Single crystal X-ray structure determinations of six crystals 1–6 of β-diketones, the related DFT calculations as well as a systematic investigation, on the CSD (Cambridge Structural Database) files, of all acyclic β-diketones having at least one α-hydrogen, in both β-diketo and β-keto–enol tautomeric forms, are reported. In spite of the stabilization energy gained by the formation of strong intramolecular O–H⋯O resonace assisted hydrogen bonds (RAHB) a certain number of non-enolized structures were retrieved.

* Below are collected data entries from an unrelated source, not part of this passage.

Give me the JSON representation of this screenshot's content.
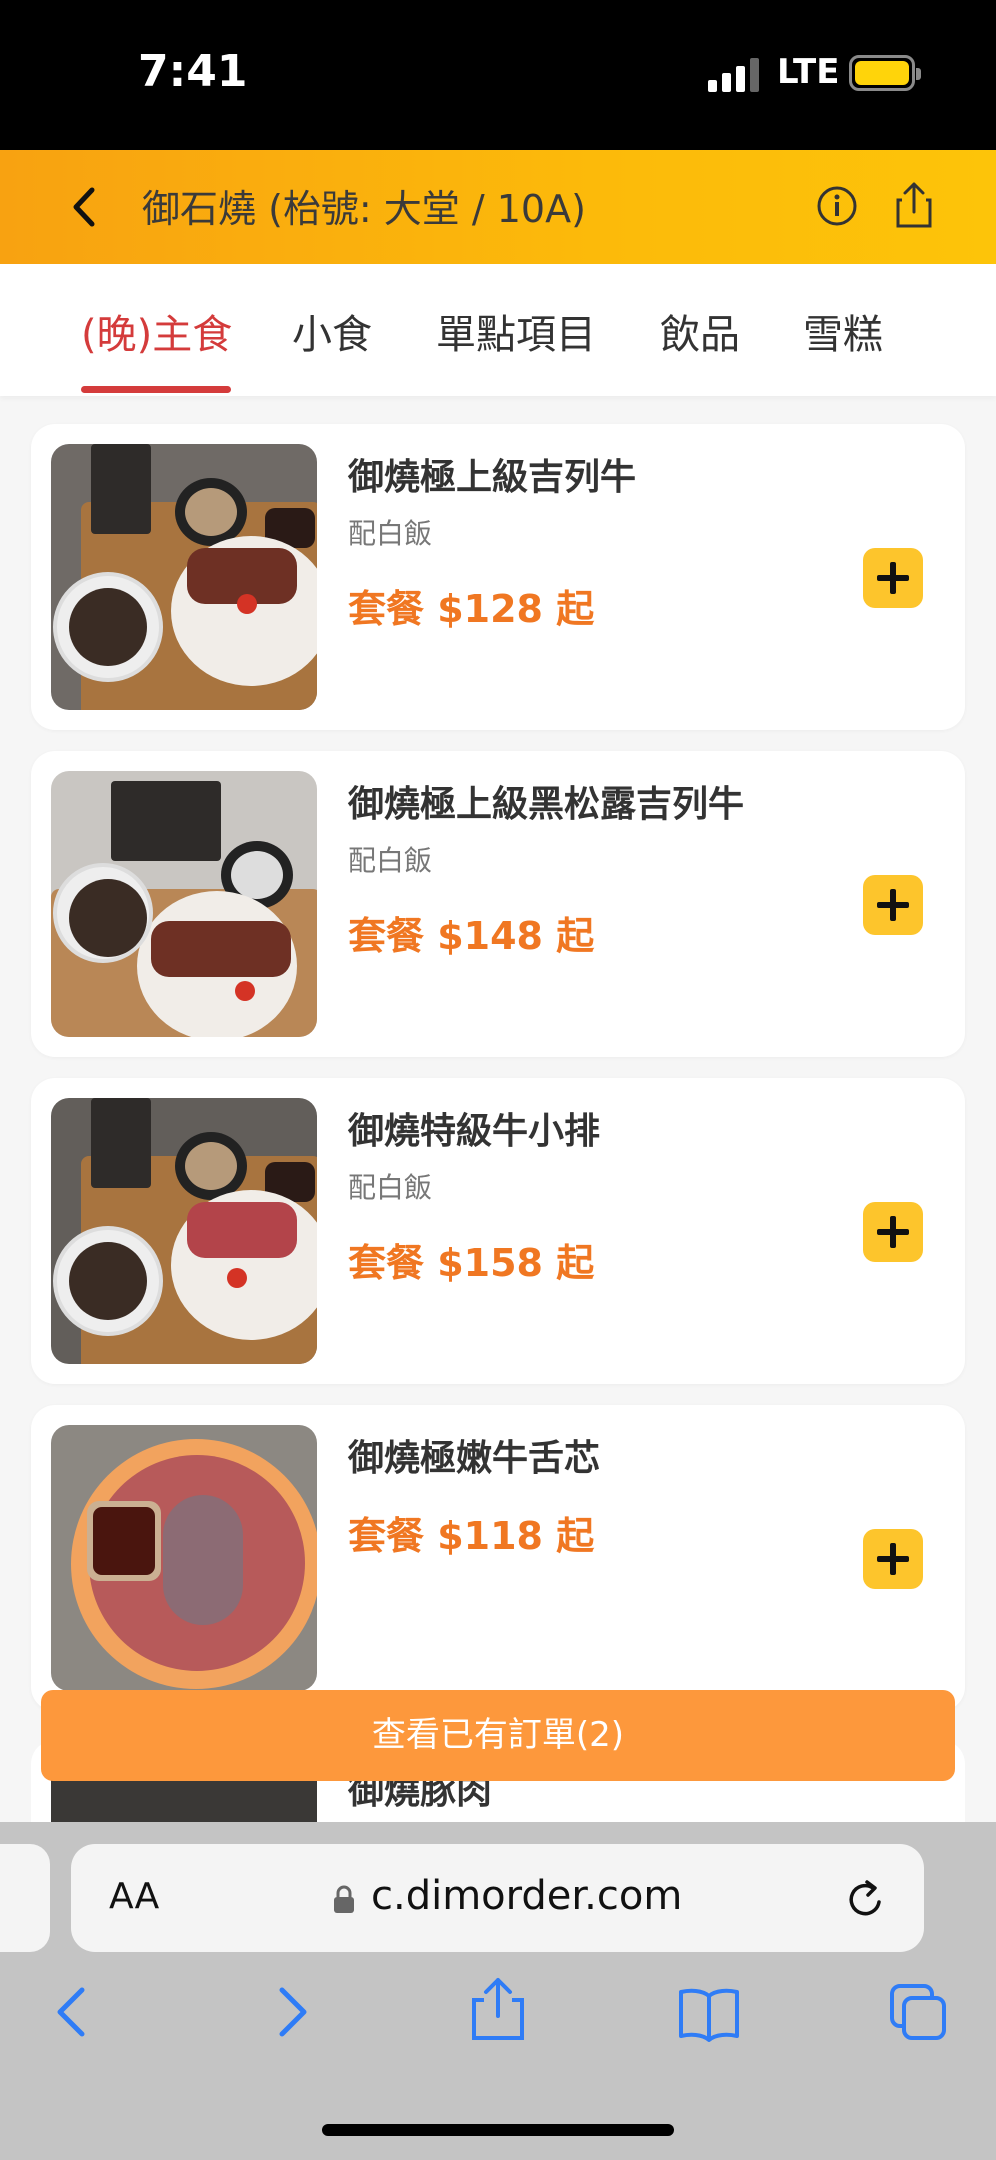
{
  "status_bar": {
    "time": "7:41",
    "network": "LTE"
  },
  "header": {
    "title": "御石燒 (枱號: 大堂 / 10A)"
  },
  "tabs": [
    "(晚)主食",
    "小食",
    "單點項目",
    "飲品",
    "雪糕"
  ],
  "active_tab_index": 0,
  "menu_items": [
    {
      "name": "御燒極上級吉列牛",
      "subtitle": "配白飯",
      "price": "套餐 $128 起"
    },
    {
      "name": "御燒極上級黑松露吉列牛",
      "subtitle": "配白飯",
      "price": "套餐 $148 起"
    },
    {
      "name": "御燒特級牛小排",
      "subtitle": "配白飯",
      "price": "套餐 $158 起"
    },
    {
      "name": "御燒極嫩牛舌芯",
      "subtitle": "",
      "price": "套餐 $118 起"
    },
    {
      "name": "御燒豚肉",
      "subtitle": "",
      "price": ""
    }
  ],
  "order_button": {
    "label": "查看已有訂單(2)"
  },
  "browser": {
    "text_size_label": "AA",
    "url": "c.dimorder.com"
  },
  "colors": {
    "accent_red": "#d43b3b",
    "price_orange": "#f07722",
    "add_yellow": "#fdc52c",
    "order_orange": "#fd983c",
    "ios_blue": "#2f7cf6"
  }
}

The structural data show that the steric and electronic properties of the substituents play a definite role in tuning the hydrogen bond strength and determining the enolic site but the driving force able to shift from the more common β-keto–enol tautomer to the β-diketo one can be only the steric hindrance of bulky groups. In this context the substituents in position 2 play a crucial role in establishing the tautomeric form. In fact, while the 2-unsubstituted β-diketones (or 2-substitued by a group linked by a sp2carbon) assume almost exclusively the β-keto–enol form with some exceptions for very bulky substituents, β-diketones carrying 2-alkyl substituents, in general, display the β-diketo tautomeric form. The only exceptions are the 2-alkyl curcumin derivatives where the planar β-keto–enol group is stabilized by extended π-conjugation within the whole molecule and by the absence of short contacts between the alkyl R2groups and R1 or R3 substituents. DFT calculations on the six compounds, 1–6, show that in the four more overcrowded structures, 3–6, the trans-β-diketo tautomer is more stable than the Z-β-keto–enol isomer unlike what happens for 1 and 2 where the Z-β-keto–enol isomer is the most stable by a few kcal mol−1. Thereby, the occurrence of the trans-β-diketo tautomer for all compounds, in the crystal, can be interpreted in terms of the existence of a large activation energy in the mechanism to attain the Z-β-keto–enol isomer containing an intramolecular O–H⋯O hydrogen bond.